Larry Lujack grew up in Caldwell and graduated from Caldwell High School where he was an all-state quarterback. He went by Larry Blankenburg in those days. He changed to the nom de plume of Larry Lujack when he started working on Caldwell’s KCID radio in 1958.
The exact dates that Lujack worked on KGEM are uncertain, sometime between 1959 and 1963. That he was fired by station manager Bob Wiesenberger is more certain. Wiesenberger was not shy about telling the story. Lujack, always a little on the edge of decorum, allegedly made a joke on the air about the sheep he could see as he looked out the studio window. The joke involved Wiesenberger’s wife. Bob was not amused. Exit Lujack.
The dee jay eventually landed on his feet, ending up top-40 royalty in Chicago for 20 years on WLS. He wrote a book, which included the above-mentioned story, called Superjock, and was inducted into a couple of national broadcasting halls of fame. Lujack, who attended the College of Idaho and Washington State University, passed away in 2013 at the age of 73.
The other star to come out of KGEM was Marty Martin. He was probably the most famous country western star you never heard of.
Martin started working on KGEM in about 1963 and was on the air until 1970. He was all over the valley with remote broadcasts for the station and with his own dance band. He emceed everything that came along. For a time he hosted an Idaho talent show on KTVB called—get ready to cringe—“Idahoedown.”
In 1964 Martin was honored by the Grand Ole Opry as “Mr. Deejay USA.” He made several trips back to Tennessee and became friends with Willie Nelson. I’m name dropping here, because it was that name—Willie—that Martin eventually took as his stage name. He often told the story of driving along next to a rolling freight train and spotting a hobo who looked like Willie Nelson riding in one of the boxcars. The phrase Boxcar Willie came to mind. As soon as he could he put that in a song with the same title, bringing it out in 1970. It didn’t sell all that well, but it got some notice locally, and he adopted the name and persona.

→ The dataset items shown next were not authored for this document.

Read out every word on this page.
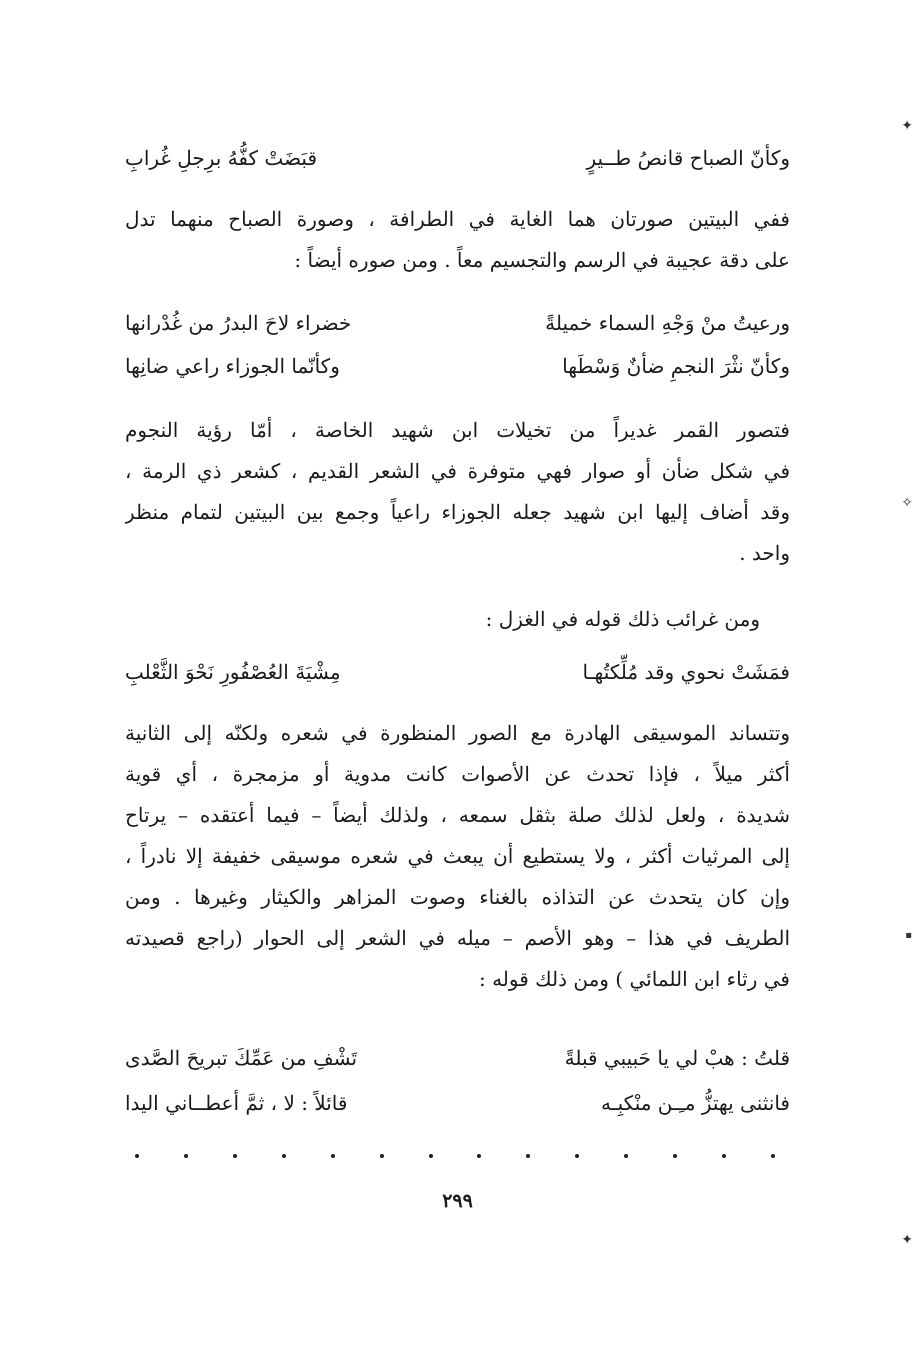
وكأنّ الصباح قانصُ طــيرٍ
قبَضَتْ كفُّهُ برِجلِ غُرابِ
ففي البيتين صورتان هما الغاية في الطرافة ، وصورة الصباح منهما تدل
على دقة عجيبة في الرسم والتجسيم معاً . ومن صوره أيضاً :
ورعيتُ منْ وَجْهِ السماء خميلةً
خضراء لاحَ البدرُ من غُدْرانها
وكأنّ نثْرَ النجمِ ضأنٌ وَسْطَها
وكأنّما الجوزاء راعي ضانِها
فتصور القمر غديراً من تخيلات ابن شهيد الخاصة ، أمّا رؤية النجوم
في شكل ضأن أو صوار فهي متوفرة في الشعر القديم ، كشعر ذي الرمة ،
وقد أضاف إليها ابن شهيد جعله الجوزاء راعياً وجمع بين البيتين لتمام منظر
واحد .
ومن غرائب ذلك قوله في الغزل :
فمَشَتْ نحوي وقد مُلِّكتُهـا
مِشْيَةَ العُصْفُورِ نَحْوَ الثَّعْلبِ
وتتساند الموسيقى الهادرة مع الصور المنظورة في شعره ولكنّه إلى الثانية
أكثر ميلاً ، فإذا تحدث عن الأصوات كانت مدوية أو مزمجرة ، أي قوية
شديدة ، ولعل لذلك صلة بثقل سمعه ، ولذلك أيضاً – فيما أعتقده – يرتاح
إلى المرثيات أكثر ، ولا يستطيع أن يبعث في شعره موسيقى خفيفة إلا نادراً ،
وإن كان يتحدث عن التذاذه بالغناء وصوت المزاهر والكيثار وغيرها . ومن
الطريف في هذا – وهو الأصم – ميله في الشعر إلى الحوار (راجع قصيدته
في رثاء ابن اللمائي ) ومن ذلك قوله :
قلتُ : هبْ لي يا حَبيبي قبلةً
تَشْفِ من عَمِّكَ تبريحَ الصَّدى
فانثنى يهتزُّ مـِـن منْكبِـه
قائلاً : لا ، ثمَّ أعطــاني اليدا
٢٩٩
✦
✧
▪
✦
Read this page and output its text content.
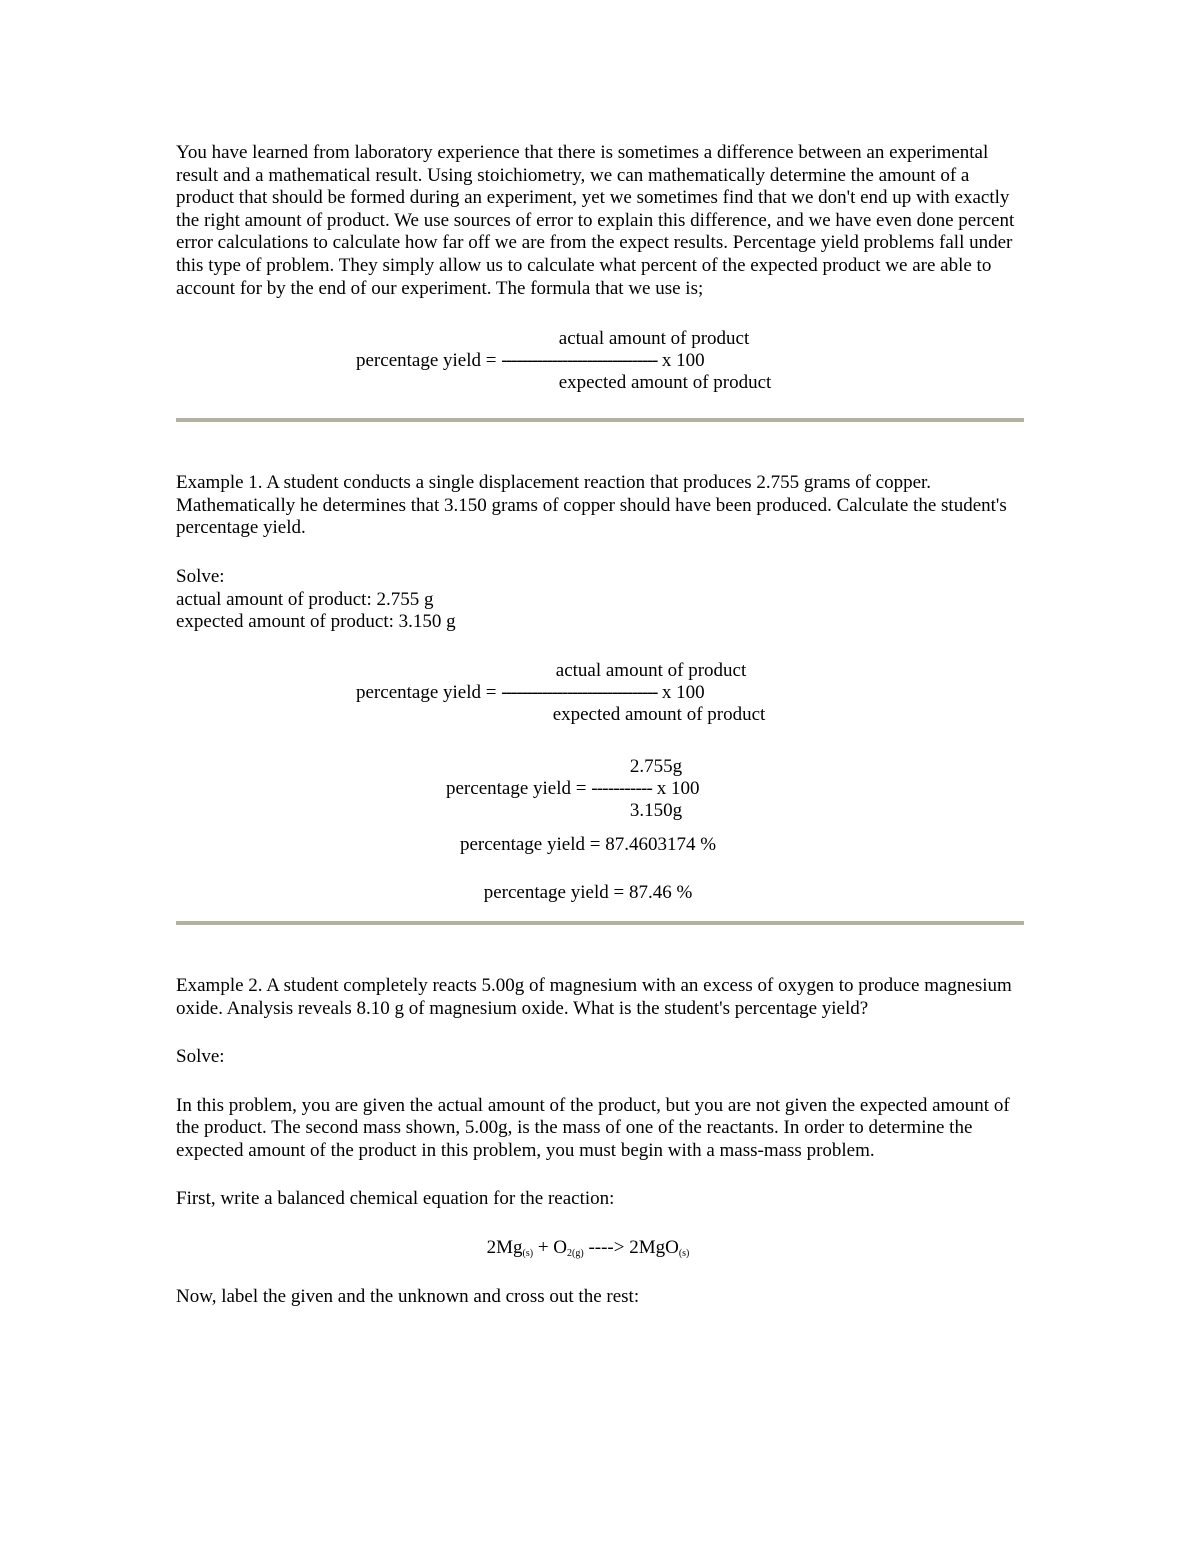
You have learned from laboratory experience that there is sometimes a difference between an experimental result and a mathematical result. Using stoichiometry, we can mathematically determine the amount of a product that should be formed during an experiment, yet we sometimes find that we don't end up with exactly the right amount of product. We use sources of error to explain this difference, and we have even done percent error calculations to calculate how far off we are from the expect results. Percentage yield problems fall under this type of problem. They simply allow us to calculate what percent of the expected product we are able to account for by the end of our experiment. The formula that we use is;

actual amount of product
percentage yield = ------------------------------- x 100
expected amount of product

Example 1. A student conducts a single displacement reaction that produces 2.755 grams of copper. Mathematically he determines that 3.150 grams of copper should have been produced. Calculate the student's percentage yield.

Solve:

actual amount of product: 2.755 g

expected amount of product: 3.150 g

actual amount of product
percentage yield = ------------------------------- x 100
expected amount of product
2.755g
percentage yield = ----------- x 100
3.150g

percentage yield = 87.4603174 %

percentage yield = 87.46 %

Example 2. A student completely reacts 5.00g of magnesium with an excess of oxygen to produce magnesium oxide. Analysis reveals 8.10 g of magnesium oxide. What is the student's percentage yield?

Solve:

In this problem, you are given the actual amount of the product, but you are not given the expected amount of the product. The second mass shown, 5.00g, is the mass of one of the reactants. In order to determine the expected amount of the product in this problem, you must begin with a mass-mass problem.

First, write a balanced chemical equation for the reaction:

$2Mg_{(s)} + O_{2(g)}$ ----> 2MgO$_{(s)}$

Now, label the given and the unknown and cross out the rest:
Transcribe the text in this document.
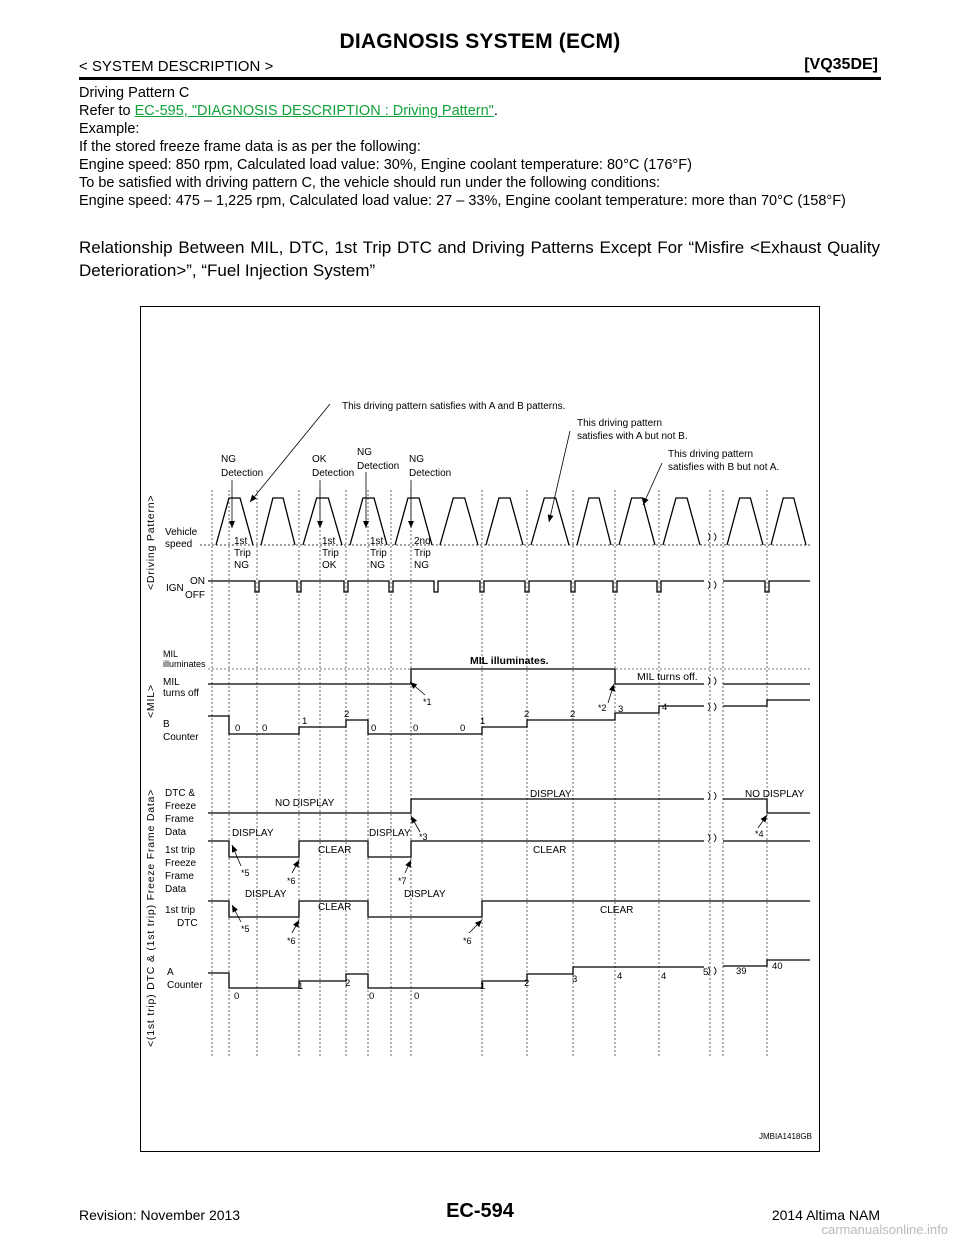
DIAGNOSIS SYSTEM (ECM)
< SYSTEM DESCRIPTION >	[VQ35DE]

Driving Pattern C

Refer to EC-595, "DIAGNOSIS DESCRIPTION : Driving Pattern".

Example:

If the stored freeze frame data is as per the following:

Engine speed: 850 rpm, Calculated load value: 30%, Engine coolant temperature: 80°C (176°F)

To be satisfied with driving pattern C, the vehicle should run under the following conditions:

Engine speed: 475 – 1,225 rpm, Calculated load value: 27 – 33%, Engine coolant temperature: more than 70°C (158°F)

Relationship Between MIL, DTC, 1st Trip DTC and Driving Patterns Except For “Misfire <Exhaust Quality Deterioration>”, “Fuel Injection System”
This driving pattern satisfies with A and B patterns.
This driving pattern
satisfies with A but not B.
This driving pattern
satisfies with B but not A.
NG
Detection
OK
Detection
NG
Detection
NG
Detection
<Driving Pattern>
<MIL>
<(1st trip) DTC & (1st trip) Freeze Frame Data>
Vehicle
speed
IGN
ON
OFF
1st
Trip
NG
1st
Trip
OK
1st
Trip
NG
2nd
Trip
NG
MIL
illuminates
MIL
turns off
MIL illuminates.
MIL turns off.
B
Counter
0 0
1
2
0	0	0
1
2	2	3	4
DTC &
Freeze
Frame
Data
NO DISPLAY
DISPLAY	NO DISPLAY
1st trip
Freeze
Frame
Data
DISPLAY
CLEAR
DISPLAY
CLEAR
1st trip
DTC
DISPLAY
CLEAR
DISPLAY
CLEAR
A
Counter
0
1	2
0	0
1	2	3	4	4	5	39	40
*1
*2
*3	*4
*5
*6	*7
*5
*6	*6
JMBIA1418GB
Revision: November 2013	EC-594	2014 Altima NAM
carmanualsonline.info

Do you remember “The Gong Show”? Well, irritating as that memory might be, it was a break for the newly named Boxcar Willie when he won the competition. He sang well and dressed as a down-and-out hobo to complete the look, which fit the show perfectly.
Europe loved Boxcar Willie better than this country did. In the late 70s you’d see occasional TV ads for his albums touting his European popularity. That didn’t immediately translate into success in the USA, but he did have ten records hit the country Hot 100 between 1980 and 1984. The most successful of them was a song called “Bad News” that made it to number 36.
In 1981 he became a member of the Grand Ole Opry. Then, in 1985, he did something that was probably considered crazy at the time. He purchased a theater in Branson, Missouri and began performing there for ever-increasing crowds. He was one of the first to recognize the potential of Branson as a country music venue.
Boxcar Willie performed regularly Branson until his death there at age 67 in 1999.